3. Find the average cholesterol of people older than 60

In [9]:
patient_chol = data[data['age'] > 60]['chol']
avg_patient_chol = patient_chol.mean()

print(f'Average patient cholesterol (age > 60): {avg_patient_chol}')

Average patient cholesterol (age > 60): 260.1518987341772


### Exercise - Netflix Subscriptions in pandas (E2)



1. Load the Netflix subscriptions data into a dataframe and display it


In [11]:
netflix_data = pd.read_csv('netflix.csv')

netflix_data.head(n=10)

Unnamed: 0,Country_code,Country,Total Library Size,No. of TV Shows,No. of Movies,Cost Per Month - Basic ($),Cost Per Month - Standard ($),Cost Per Month - Premium ($)
0,ar,Argentina,4760,3154,1606,3.74,6.3,9.26
1,au,Australia,6114,4050,2064,7.84,12.12,16.39
2,at,Austria,5640,3779,1861,9.03,14.67,20.32
3,be,Belgium,4990,3374,1616,10.16,15.24,20.32
4,bo,Bolivia,4991,3155,1836,7.99,10.99,13.99
5,br,Brazil,4972,3162,1810,4.61,7.11,9.96
6,bg,Bulgaria,6797,4819,1978,9.03,11.29,13.54
7,ca,Canada,6239,4311,1928,7.91,11.87,15.03
8,cl,Chile,4994,3156,1838,7.07,9.91,12.74
9,co,Colombia,4991,3156,1835,4.31,6.86,9.93



2. View all of the information for the country with the largest library size (code, name, library size, #tv_shows, #movies, basic subscription fee, etc.)


In [14]:
sorted_countries_library_size = netflix_data.sort_values(['Total Library Size'], ascending=False)

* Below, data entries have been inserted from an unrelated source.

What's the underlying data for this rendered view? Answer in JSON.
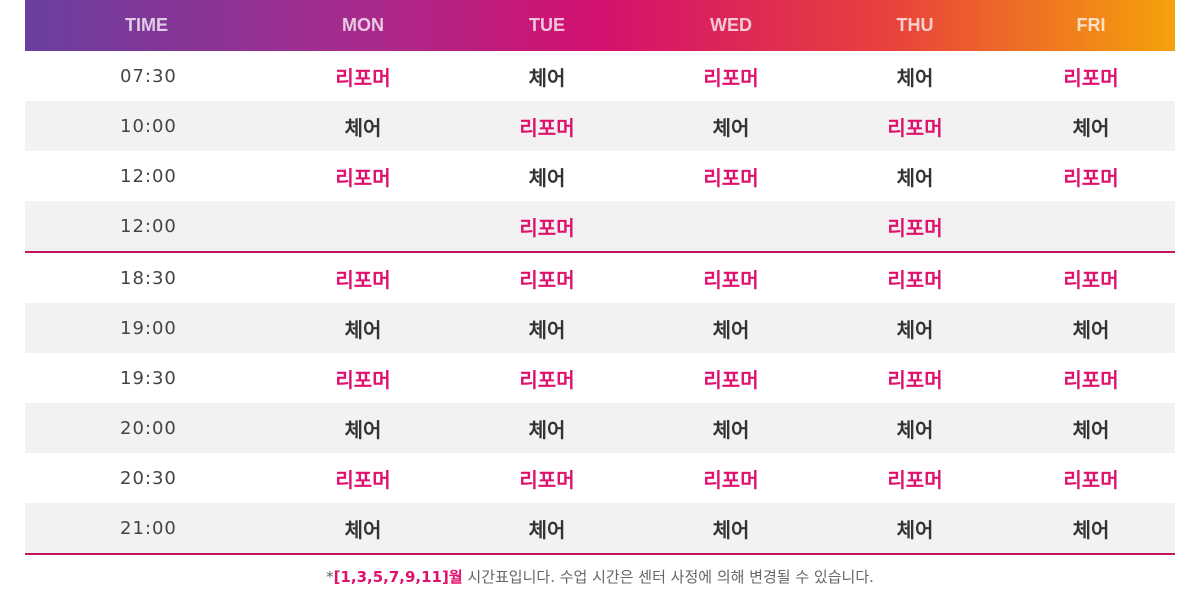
{
  "header": [
    "TIME",
    "MON",
    "TUE",
    "WED",
    "THU",
    "FRI"
  ],
  "rows": [
    {
      "time": "07:30",
      "cells": [
        "리포머",
        "체어",
        "리포머",
        "체어",
        "리포머"
      ]
    },
    {
      "time": "10:00",
      "cells": [
        "체어",
        "리포머",
        "체어",
        "리포머",
        "체어"
      ]
    },
    {
      "time": "12:00",
      "cells": [
        "리포머",
        "체어",
        "리포머",
        "체어",
        "리포머"
      ]
    },
    {
      "time": "12:00",
      "cells": [
        "",
        "리포머",
        "",
        "리포머",
        ""
      ]
    },
    {
      "time": "18:30",
      "cells": [
        "리포머",
        "리포머",
        "리포머",
        "리포머",
        "리포머"
      ]
    },
    {
      "time": "19:00",
      "cells": [
        "체어",
        "체어",
        "체어",
        "체어",
        "체어"
      ]
    },
    {
      "time": "19:30",
      "cells": [
        "리포머",
        "리포머",
        "리포머",
        "리포머",
        "리포머"
      ]
    },
    {
      "time": "20:00",
      "cells": [
        "체어",
        "체어",
        "체어",
        "체어",
        "체어"
      ]
    },
    {
      "time": "20:30",
      "cells": [
        "리포머",
        "리포머",
        "리포머",
        "리포머",
        "리포머"
      ]
    },
    {
      "time": "21:00",
      "cells": [
        "체어",
        "체어",
        "체어",
        "체어",
        "체어"
      ]
    }
  ],
  "note": {
    "prefix": "*",
    "highlight": "[1,3,5,7,9,11]월",
    "text": " 시간표입니다. 수업 시간은 센터 사정에 의해 변경될 수 있습니다."
  },
  "colors": {
    "reformer": "#e0106e",
    "chair": "#333333",
    "divider": "#c2185b"
  }
}
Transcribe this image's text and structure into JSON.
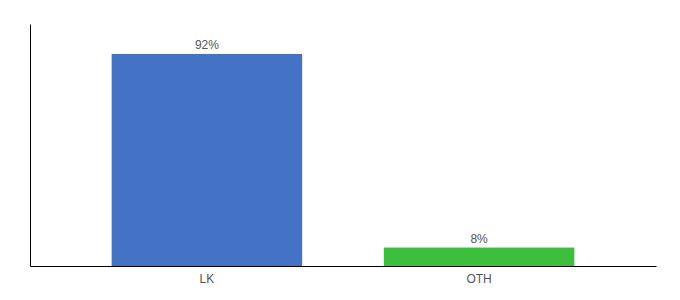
{
  "chart_data": {
    "type": "bar",
    "categories": [
      "LK",
      "OTH"
    ],
    "values": [
      92,
      8
    ],
    "value_labels": [
      "92%",
      "8%"
    ],
    "colors": [
      "#4472c4",
      "#3dbf3d"
    ],
    "ylim": [
      0,
      105
    ],
    "data_labels": true,
    "tick_labels": "x"
  }
}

sorted_countries_library_size.head(n=1)

Unnamed: 0,Country_code,Country,Total Library Size,No. of TV Shows,No. of Movies,Cost Per Month - Basic ($),Cost Per Month - Standard ($),Cost Per Month - Premium ($)
12,cz,Czechia,7325,5234,2091,8.83,11.49,14.15



3. View the countries with the highest basic subscription fees - it's sufficient to look at the top 5


In [15]:
sorted_countries_sub_fees = netflix_data.sort_values(['Cost Per Month - Basic ($)'], ascending=False)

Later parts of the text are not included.